Since account/container doesn't support writes to relinking databases - you're going to be taking the cluster offline. Depending on how your ring management is automated it might be better to do the full relink from part power 8->X in one ring push. Christian is the expert but I *think* however many times you want to split a part you *should* be able to assign those new parts to the device they're actually on.
If you're doing say 3 increases at once instead of part 1 splitting to 2, 3 - it'd split to [8, 9, 10, 11, 12, 13, 14, 15] - and you'd want to make sure all those parts are assigned to each of the devices currently holding a replica of 1 (you should double check my math: https://paste.openstack.org/show/b0TKpjHzXSs7z8xrSVtK/)
The second step after you get your ring figured out is to traverse the account/container device's filesystem trees and for each database calculate what the new partition assignment (each individual database in part 1 will only go into one of the new parts). Then you just move it into the right dir on the same device - since if you did your ring manipulation correctly it should already belong on that device.
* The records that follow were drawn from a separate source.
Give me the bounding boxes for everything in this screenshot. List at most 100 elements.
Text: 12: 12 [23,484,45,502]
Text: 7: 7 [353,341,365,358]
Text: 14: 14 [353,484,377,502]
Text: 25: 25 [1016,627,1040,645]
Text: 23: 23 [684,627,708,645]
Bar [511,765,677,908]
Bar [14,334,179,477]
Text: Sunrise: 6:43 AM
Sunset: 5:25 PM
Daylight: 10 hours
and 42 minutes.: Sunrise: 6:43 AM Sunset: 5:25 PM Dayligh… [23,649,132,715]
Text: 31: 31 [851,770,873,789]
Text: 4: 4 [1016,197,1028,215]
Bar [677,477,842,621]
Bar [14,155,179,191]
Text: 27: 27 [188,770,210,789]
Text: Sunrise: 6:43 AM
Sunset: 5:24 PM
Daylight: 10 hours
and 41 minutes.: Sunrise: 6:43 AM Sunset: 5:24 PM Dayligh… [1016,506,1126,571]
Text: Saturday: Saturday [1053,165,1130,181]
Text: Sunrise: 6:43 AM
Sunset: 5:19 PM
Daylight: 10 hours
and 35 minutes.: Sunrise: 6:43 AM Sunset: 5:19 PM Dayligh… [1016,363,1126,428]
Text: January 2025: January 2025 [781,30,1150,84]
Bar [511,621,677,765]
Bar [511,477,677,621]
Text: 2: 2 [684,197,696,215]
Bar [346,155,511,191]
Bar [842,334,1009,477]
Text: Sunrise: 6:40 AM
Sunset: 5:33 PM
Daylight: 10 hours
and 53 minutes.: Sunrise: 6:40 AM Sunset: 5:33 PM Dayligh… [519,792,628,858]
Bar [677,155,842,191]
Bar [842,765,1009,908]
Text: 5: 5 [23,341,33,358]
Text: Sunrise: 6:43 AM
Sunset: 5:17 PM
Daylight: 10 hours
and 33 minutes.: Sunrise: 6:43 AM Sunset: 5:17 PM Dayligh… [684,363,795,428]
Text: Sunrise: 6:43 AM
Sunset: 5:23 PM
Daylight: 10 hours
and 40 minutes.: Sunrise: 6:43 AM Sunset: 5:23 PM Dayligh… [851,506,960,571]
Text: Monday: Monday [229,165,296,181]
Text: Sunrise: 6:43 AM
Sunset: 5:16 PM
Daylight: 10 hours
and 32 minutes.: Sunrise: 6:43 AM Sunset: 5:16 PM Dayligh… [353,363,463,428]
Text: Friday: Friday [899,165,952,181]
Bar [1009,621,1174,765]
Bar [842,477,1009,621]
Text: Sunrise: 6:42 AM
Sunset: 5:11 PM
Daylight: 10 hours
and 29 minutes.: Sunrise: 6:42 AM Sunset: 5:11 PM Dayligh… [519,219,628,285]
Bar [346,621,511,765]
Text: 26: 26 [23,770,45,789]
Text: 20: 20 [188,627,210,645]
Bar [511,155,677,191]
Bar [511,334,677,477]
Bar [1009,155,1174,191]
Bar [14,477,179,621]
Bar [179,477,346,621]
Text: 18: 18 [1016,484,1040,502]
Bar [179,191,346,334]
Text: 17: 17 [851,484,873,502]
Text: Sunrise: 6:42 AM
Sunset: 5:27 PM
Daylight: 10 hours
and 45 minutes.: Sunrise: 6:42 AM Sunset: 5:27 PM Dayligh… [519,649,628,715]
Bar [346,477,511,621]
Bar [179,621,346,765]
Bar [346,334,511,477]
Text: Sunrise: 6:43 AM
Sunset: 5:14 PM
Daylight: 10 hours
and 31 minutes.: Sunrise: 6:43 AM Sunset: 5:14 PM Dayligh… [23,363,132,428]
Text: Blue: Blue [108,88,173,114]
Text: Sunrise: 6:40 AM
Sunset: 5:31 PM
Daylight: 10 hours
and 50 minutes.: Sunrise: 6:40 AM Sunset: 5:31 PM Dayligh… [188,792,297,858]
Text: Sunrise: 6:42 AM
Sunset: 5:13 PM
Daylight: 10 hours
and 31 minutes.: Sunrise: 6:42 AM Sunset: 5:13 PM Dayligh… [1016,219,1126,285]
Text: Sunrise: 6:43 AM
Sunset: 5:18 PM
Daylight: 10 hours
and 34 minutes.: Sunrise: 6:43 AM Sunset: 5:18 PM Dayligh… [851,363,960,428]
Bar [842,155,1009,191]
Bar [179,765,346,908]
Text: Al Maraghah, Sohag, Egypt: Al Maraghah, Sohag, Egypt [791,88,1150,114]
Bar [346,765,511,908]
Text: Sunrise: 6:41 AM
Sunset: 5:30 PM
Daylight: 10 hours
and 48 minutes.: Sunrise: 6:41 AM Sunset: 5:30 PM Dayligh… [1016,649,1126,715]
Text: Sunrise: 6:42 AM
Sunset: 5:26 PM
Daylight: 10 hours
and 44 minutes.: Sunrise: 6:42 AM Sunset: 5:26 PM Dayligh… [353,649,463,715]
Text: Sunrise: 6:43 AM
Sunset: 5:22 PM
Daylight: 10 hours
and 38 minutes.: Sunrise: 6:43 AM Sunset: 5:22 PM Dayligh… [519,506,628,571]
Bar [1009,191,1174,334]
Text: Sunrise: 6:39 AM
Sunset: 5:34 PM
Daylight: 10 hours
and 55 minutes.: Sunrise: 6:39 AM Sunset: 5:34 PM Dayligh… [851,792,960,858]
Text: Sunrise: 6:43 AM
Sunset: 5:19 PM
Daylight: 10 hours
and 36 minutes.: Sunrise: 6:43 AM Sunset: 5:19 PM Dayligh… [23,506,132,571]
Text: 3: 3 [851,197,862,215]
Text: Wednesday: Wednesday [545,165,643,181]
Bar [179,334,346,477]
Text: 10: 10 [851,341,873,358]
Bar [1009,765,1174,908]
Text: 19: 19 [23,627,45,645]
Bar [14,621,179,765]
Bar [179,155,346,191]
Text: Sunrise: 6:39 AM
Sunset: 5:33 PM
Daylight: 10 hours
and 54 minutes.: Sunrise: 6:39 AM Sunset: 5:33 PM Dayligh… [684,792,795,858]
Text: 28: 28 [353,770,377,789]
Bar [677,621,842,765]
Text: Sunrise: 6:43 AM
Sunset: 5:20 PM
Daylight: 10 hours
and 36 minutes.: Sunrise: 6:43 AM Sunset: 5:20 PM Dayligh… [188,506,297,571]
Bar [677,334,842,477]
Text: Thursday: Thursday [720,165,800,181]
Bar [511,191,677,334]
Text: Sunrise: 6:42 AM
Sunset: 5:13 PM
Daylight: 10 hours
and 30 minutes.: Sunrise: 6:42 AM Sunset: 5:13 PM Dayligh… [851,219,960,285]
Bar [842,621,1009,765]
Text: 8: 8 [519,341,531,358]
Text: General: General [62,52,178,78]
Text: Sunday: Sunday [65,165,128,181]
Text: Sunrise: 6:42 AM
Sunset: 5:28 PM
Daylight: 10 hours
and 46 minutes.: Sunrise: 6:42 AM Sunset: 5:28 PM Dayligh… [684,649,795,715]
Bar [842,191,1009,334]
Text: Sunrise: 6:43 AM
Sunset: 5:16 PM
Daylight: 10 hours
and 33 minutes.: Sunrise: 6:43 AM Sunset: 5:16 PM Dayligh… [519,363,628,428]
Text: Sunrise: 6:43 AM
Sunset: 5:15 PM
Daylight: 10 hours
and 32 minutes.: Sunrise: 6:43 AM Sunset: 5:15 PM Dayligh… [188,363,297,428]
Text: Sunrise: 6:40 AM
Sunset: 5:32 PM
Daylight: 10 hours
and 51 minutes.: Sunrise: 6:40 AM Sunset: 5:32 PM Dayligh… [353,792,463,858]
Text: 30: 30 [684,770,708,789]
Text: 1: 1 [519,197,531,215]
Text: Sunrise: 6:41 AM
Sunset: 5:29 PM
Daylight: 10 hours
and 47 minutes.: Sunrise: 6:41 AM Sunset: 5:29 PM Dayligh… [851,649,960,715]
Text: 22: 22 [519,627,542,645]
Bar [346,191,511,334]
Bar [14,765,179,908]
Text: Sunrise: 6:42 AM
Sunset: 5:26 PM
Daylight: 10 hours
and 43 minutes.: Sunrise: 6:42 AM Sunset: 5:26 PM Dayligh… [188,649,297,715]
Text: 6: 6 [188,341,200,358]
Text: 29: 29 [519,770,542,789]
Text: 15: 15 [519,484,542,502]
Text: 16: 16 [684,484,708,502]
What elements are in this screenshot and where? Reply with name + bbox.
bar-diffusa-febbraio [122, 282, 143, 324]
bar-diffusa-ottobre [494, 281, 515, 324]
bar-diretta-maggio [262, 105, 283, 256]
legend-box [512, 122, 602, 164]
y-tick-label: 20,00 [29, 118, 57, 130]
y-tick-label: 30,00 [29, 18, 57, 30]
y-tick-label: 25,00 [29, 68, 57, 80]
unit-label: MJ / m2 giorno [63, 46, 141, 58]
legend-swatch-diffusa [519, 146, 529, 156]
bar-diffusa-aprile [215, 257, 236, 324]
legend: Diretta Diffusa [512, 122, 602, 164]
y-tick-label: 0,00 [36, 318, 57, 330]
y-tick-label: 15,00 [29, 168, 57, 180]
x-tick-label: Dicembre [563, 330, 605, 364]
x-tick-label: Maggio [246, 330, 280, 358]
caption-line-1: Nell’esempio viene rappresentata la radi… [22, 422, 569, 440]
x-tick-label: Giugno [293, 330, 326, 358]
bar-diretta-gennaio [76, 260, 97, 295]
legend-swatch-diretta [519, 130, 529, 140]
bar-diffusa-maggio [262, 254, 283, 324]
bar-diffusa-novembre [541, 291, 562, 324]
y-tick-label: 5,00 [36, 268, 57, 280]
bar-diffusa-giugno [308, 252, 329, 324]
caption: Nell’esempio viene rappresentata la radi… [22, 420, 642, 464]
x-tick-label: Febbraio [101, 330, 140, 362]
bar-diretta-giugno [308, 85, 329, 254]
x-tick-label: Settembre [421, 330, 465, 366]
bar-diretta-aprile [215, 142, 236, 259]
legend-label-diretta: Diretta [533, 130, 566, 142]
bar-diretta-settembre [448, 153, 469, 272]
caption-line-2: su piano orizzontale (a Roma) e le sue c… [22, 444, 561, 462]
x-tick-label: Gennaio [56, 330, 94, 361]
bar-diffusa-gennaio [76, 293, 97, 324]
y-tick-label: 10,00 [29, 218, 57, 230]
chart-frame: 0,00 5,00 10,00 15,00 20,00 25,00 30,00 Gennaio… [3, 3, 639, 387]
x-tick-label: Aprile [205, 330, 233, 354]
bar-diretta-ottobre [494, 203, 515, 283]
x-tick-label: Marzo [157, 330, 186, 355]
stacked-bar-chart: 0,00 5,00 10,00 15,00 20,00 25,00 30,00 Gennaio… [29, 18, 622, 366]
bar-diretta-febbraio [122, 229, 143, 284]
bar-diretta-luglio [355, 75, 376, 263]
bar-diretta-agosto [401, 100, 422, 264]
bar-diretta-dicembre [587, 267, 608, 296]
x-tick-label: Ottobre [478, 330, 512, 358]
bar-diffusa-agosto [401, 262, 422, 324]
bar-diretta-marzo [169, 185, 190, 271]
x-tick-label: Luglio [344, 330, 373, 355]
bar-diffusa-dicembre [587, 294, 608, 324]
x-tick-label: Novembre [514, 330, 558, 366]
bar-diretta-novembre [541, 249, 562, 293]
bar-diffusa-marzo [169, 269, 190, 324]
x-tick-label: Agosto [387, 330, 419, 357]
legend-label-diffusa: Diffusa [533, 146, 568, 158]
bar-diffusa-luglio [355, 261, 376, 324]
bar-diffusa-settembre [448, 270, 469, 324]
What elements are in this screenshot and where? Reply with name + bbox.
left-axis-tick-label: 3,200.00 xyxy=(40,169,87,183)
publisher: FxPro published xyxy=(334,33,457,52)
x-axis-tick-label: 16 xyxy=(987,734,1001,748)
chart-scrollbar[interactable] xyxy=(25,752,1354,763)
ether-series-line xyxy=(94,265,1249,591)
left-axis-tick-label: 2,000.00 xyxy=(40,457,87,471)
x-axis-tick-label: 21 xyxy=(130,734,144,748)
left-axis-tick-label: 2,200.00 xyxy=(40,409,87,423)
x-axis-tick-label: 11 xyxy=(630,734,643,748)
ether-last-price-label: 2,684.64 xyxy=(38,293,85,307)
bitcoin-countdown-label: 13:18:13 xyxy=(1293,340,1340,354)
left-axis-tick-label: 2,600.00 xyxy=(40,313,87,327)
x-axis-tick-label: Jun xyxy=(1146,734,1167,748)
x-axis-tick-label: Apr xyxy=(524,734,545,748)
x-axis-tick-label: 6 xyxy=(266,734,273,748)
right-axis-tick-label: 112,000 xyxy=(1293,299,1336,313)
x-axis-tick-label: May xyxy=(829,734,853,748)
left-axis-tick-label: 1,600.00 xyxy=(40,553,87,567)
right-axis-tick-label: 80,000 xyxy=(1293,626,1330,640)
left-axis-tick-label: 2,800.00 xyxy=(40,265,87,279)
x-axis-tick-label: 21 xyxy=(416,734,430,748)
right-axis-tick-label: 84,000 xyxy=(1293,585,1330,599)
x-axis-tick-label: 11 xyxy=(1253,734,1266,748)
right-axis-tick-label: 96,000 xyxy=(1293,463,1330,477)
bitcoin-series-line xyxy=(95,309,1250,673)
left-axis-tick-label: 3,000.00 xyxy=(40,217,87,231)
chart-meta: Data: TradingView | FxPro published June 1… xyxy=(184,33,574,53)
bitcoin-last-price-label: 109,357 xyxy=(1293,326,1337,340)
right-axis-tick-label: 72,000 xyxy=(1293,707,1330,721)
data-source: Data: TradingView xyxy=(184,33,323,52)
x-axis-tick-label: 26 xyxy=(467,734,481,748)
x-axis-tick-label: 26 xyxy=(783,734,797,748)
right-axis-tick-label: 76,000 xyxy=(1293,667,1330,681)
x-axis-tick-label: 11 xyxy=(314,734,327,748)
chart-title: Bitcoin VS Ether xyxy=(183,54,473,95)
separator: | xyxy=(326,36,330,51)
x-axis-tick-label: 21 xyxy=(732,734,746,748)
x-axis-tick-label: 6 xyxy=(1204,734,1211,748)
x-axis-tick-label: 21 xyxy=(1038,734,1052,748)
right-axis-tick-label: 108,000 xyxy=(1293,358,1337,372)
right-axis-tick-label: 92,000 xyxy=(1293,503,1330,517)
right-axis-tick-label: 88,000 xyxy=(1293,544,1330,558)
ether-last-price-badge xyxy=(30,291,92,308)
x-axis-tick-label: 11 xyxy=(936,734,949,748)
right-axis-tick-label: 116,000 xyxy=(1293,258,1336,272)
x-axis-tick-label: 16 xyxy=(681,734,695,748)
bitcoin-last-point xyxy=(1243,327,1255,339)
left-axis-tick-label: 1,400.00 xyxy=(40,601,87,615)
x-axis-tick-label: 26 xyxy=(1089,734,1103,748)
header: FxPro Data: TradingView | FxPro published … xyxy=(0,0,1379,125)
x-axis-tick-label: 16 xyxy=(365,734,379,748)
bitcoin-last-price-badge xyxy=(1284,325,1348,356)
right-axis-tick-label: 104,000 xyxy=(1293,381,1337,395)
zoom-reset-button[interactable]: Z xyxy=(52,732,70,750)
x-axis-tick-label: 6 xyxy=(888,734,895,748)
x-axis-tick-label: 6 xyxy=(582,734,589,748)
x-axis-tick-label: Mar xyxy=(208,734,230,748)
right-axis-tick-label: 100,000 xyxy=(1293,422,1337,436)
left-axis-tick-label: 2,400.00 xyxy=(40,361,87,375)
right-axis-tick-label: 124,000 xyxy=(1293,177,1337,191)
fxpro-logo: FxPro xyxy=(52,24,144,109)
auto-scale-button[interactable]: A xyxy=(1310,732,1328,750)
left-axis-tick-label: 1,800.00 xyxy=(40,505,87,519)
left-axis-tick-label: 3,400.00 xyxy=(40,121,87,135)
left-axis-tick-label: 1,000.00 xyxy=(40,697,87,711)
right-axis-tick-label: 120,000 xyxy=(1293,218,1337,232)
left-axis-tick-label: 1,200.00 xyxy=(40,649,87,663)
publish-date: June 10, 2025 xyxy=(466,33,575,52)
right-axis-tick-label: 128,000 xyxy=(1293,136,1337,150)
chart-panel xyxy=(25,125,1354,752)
You can probably use the existing object-relinker as inspiration but it would require heavy modification to work with account and container databases:
https://github.com/NVIDIA/swift/blob/master/swift/cli/relinker.py
I'd encourage you to share any modifications on gerrit even if you're not interested in polishing them for contributions upstream; others could potentially use your work as a starting point. The benefit to you would be mostly in the attention of people that have gone through this process for object part power increase might be able to spot issues with your attempted approach (i.e. bugs) or contribute some tests that may help ensure your migration goes smoothly/quickly.
About our cluster, we are gathering information about the production
environment like how many accounts/containers do we have exactly
totals are good, also number of databases per disk and per partition (max, min, avg, std-dev)
I can come back
later with useful information when I've it!
Appreciate!
That'll be great fun! I appreciate you taking on such an exciting endeavor and sharing your experience with the community.